Alors que des gouvernements d’autres pays adoptent l’approche sobriété-efficacité-renouvelables, le gouvernement du Québec mise sur la croissance de la production et n’offre qu’un simulacre de consultation sur l’encadrement et le développement des énergies propres au Québec. Nous remettons en question l’idée selon laquelle la demande et la production d’énergie au Québec doivent augmenter de façon « naturelle », continue et apparemment sans limite.

Mémoire de Greenpeace (je souligne)

La sobriété, qui devrait être au premier rang d’un plan de développement d’énergie propre (les kWh évités sont les plus propres !), semble la dernière des préoccupations gouvernementales. C’est vrai que ce gouvernement semble plus intéressé à flatter les désirs d’enrichissement à court terme de ses électeurs (étalement urbain et autoroutes plutôt que transport collectif et densification) que de faire face à la « réelle révolution énergétique, écologique, économique et sociale » (mémoire FTQ) qui est devenue nécessaire.

Parler sérieusement de sobriété, ça veut dire (tous les acteurs s’accordent là dessus) adapter le code du bâtiment afin que tous les nouveaux bâtiments soient d’une efficacité énergétique croissante, allant vers la carboneutralité (2040 ?). Pour le stock de logements déjà construits des interventions plus ou moins lourdes et coûteuses devront être faites. Des interventions difficiles à justifier économiquement considérant que le retour sur investissement est minimisé par la tarification actuelle à bas prix du secteur résidentiel bénéficiant d’un interfinancement des secteurs industriel et commercial. 1Un accroissement graduel du prix de l’électricité résidentielle permettrait de financer un crédit remboursable pour les ménages à bas revenu en plus de rendre justifiables économiquement les investissements collectifs en énergie propre, et en bi-directionalité pour un réseau plus résilient et productif.

La sobriété énergétique d’ici 2050, c’est dans 27 ans, et cela devrait se traduire par une diminution du nombre de voitures automobiles sur les routes. Ce n’est pas juste le ministre Fitzgibbon qui le dit… Ce à quoi le chef s’est empressé de rétorquer que son gouvernement n’avait pas l’intention d’empêcher quiconque de s’acheter une deuxième voiture (« notre approche, c’est vraiment de dire qu’il faut aller vers l’auto électrique »). Ce gouvernement se veut celui de la carotte, et non du bâton ! Mais quand il n’y a pas de carotte où il devrait y en avoir, que se passe-t-il ? Le Québec investi trois fois moins par habitant que son voisin ontarien en transport collectif (1548$ VS plus de 4000$ en Ontario, mémoire du RVHQ).

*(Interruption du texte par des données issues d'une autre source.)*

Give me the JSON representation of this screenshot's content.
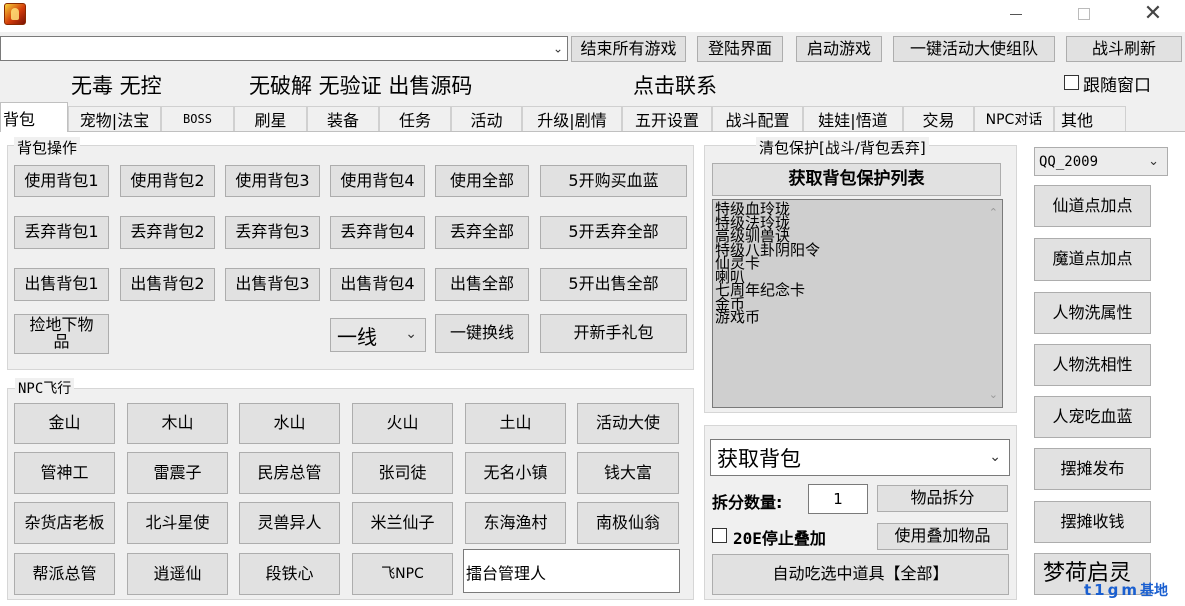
{
  "titlebar": {
    "icon": "app-icon",
    "minimize": "minimize-icon",
    "maximize": "maximize-icon",
    "close_glyph": "✕"
  },
  "toolbar": {
    "combo_value": "",
    "buttons": [
      "结束所有游戏",
      "登陆界面",
      "启动游戏",
      "一键活动大使组队",
      "战斗刷新"
    ]
  },
  "banner": {
    "text1": "无毒 无控",
    "text2": "无破解 无验证  出售源码",
    "text3": "点击联系",
    "follow_window_label": "跟随窗口",
    "follow_window_checked": false
  },
  "tabs": [
    "背包",
    "宠物|法宝",
    "BOSS",
    "刷星",
    "装备",
    "任务",
    "活动",
    "升级|剧情",
    "五开设置",
    "战斗配置",
    "娃娃|悟道",
    "交易",
    "NPC对话",
    "其他"
  ],
  "bag_ops": {
    "title": "背包操作",
    "row1": [
      "使用背包1",
      "使用背包2",
      "使用背包3",
      "使用背包4",
      "使用全部",
      "5开购买血蓝"
    ],
    "row2": [
      "丢弃背包1",
      "丢弃背包2",
      "丢弃背包3",
      "丢弃背包4",
      "丢弃全部",
      "5开丢弃全部"
    ],
    "row3": [
      "出售背包1",
      "出售背包2",
      "出售背包3",
      "出售背包4",
      "出售全部",
      "5开出售全部"
    ],
    "pick_up": "捡地下物品",
    "line_select": "一线",
    "switch_line": "一键换线",
    "gift_pack": "开新手礼包"
  },
  "npc_fly": {
    "title": "NPC飞行",
    "rows": [
      [
        "金山",
        "木山",
        "水山",
        "火山",
        "土山",
        "活动大使"
      ],
      [
        "管神工",
        "雷震子",
        "民房总管",
        "张司徒",
        "无名小镇",
        "钱大富"
      ],
      [
        "杂货店老板",
        "北斗星使",
        "灵兽异人",
        "米兰仙子",
        "东海渔村",
        "南极仙翁"
      ],
      [
        "帮派总管",
        "逍遥仙",
        "段铁心",
        "飞NPC"
      ]
    ],
    "npc_input": "擂台管理人"
  },
  "protect": {
    "title": "清包保护[战斗/背包丢弃]",
    "get_list_button": "获取背包保护列表",
    "items": [
      "特级血玲珑",
      "特级法玲珑",
      "高级驯兽诀",
      "特级八卦阴阳令",
      "仙灵卡",
      "喇叭",
      "七周年纪念卡",
      "金币",
      "游戏币"
    ]
  },
  "bag_split": {
    "get_bag": "获取背包",
    "split_count_label": "拆分数量:",
    "split_count_value": "1",
    "split_button": "物品拆分",
    "stop_stack_label": "20E停止叠加",
    "stop_stack_checked": false,
    "use_stack_button": "使用叠加物品",
    "auto_eat_button": "自动吃选中道具【全部】"
  },
  "right_panel": {
    "account": "QQ_2009",
    "buttons": [
      "仙道点加点",
      "魔道点加点",
      "人物洗属性",
      "人物洗相性",
      "人宠吃血蓝",
      "摆摊发布",
      "摆摊收钱",
      "梦荷启灵"
    ]
  },
  "watermark": {
    "latin": "t1gm",
    "cn": "基地"
  }
}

Les pays européens comme la France et l’Allemagne planifient une réduction importante (40%) de leur consommation d’électricité. Ici, on dirait qu’on favorise une augmentation de la consommation : à chacun sa voiture électrique, son bungalow en banlieue et son chalet à la campagne (ou son voyage annuel dans le sud).

En mettant l’accent sur l’accroissement nécessaire de la production électrique plutôt que sur la transition vers un mode de vie plus sobre et propre… on évite les débats difficiles et les arbitrages nécessaires. On reporte à plus tard ? On laisse à d’autres (aux mécanismes du marché ?) le soin de décider ? C’est ce qui se dessine quand on affirme que la libéralisation du marché de la production est nécessaire pour rencontrer les besoins de demain.

Privatiser ou non ?

La première recommandation du mémoire déposé par la Chaire de gestion du secteur de l’énergie de HEC Montréal :

Recommandation 1 : Ouvrir rapidement le marché de la fourniture d’électricité aux consommateurs industriels à tous les producteurs.

La grande majorité des autres mémoires déposés s’oppose à une telle libéralisation (privatisation) même si plusieurs promeuvent l’autoproduction et l’engagement des municipalités, coopératives et communautés autochtones dans la production d’électricité.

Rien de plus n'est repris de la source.